Foreign investors have pumped in Rs 39.35 billion into the Indian debt markets in the first fortnight of the month, driven by a stable currency and attractive bond yields.
Prior to that, foreign portfolio investors (FPIs) had put in over Rs 85 billion in January.
In contrast, overseas investors pulled out Rs 10.85 billion from equities during the period under review due to considerable volatility in global markets on account of the ongoing US-China trade tensions.
Larger debt exposure comes following a net outflow of Rs 127.5 billion in the last two months (February-March) largely due to a surge in interest rates in home markets as well as rupee depreciation outlook due to crude price and fiscal deficit.

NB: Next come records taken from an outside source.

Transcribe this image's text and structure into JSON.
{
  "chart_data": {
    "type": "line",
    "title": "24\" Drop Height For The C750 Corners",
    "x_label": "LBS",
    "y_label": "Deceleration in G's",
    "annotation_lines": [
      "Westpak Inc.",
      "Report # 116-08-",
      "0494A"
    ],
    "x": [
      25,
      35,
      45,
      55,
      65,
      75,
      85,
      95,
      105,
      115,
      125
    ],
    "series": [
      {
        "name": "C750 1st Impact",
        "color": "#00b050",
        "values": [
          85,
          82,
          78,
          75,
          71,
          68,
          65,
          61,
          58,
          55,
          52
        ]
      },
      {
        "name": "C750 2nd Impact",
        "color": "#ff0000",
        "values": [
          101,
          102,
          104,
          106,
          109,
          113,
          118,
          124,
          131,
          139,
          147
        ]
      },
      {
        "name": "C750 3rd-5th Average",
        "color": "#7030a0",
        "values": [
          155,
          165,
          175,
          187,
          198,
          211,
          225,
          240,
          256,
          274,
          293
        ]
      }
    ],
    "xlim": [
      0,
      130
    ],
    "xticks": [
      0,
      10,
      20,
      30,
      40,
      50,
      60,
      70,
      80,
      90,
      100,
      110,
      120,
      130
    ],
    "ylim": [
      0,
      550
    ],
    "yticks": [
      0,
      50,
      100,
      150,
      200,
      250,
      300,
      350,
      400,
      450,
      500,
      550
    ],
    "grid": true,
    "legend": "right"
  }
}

"Domestic political developments, high valuations and application of long term capital gains tax on equities has further dampened sentiment in India.
"This has led to FPIs withdrawing from equities in India. However, this is too short a time to arrive at a conclusion around this. One will have to wait and watch as to whether this trend sustain," said Ashish Shanker, head, investment advisory at Motilal Oswal Private Wealth Management.
According to depository data, FPIs invested a net sum of Rs 39.35 billion ($605 million) in the debt marketsduring April 2-13.
"With stable currency and bond yields at attractive levels, FPIs continue to find value in Indian bonds. The net positive flow into the fixed income segment could also be attributed to the recent increase in FPI limit for investment in government securities," Morningstar India Senior Analyst Manager Research Himanshu Srivastava said.
Ajay Bodke, CEO and Chief Portfolio Manager, PMS at Prabhudas Lilladher said that the outlook for investments in debt markets has brightened after the RBI's recently announced monetary policy that lowered the target for retail inflation to 4.7-5.1 per cent for first half of the ongoing fiscal as against its forecast of 5.1-5.6 per cent in February 2018.
"This along with RBI raising the investment limit for FPI in central government securities to 5.5 per cent of outstanding stock of securities in 2018-19 and to 6 per cent of outstanding stock of securities in next fiscal led to cooling-off of yields and renewed interest among FPI's for Indian debt securities," he added.
Going ahead, Srivastava said that rate hikes by the US Federal Reserve could adversely impact the flows into the debt segment.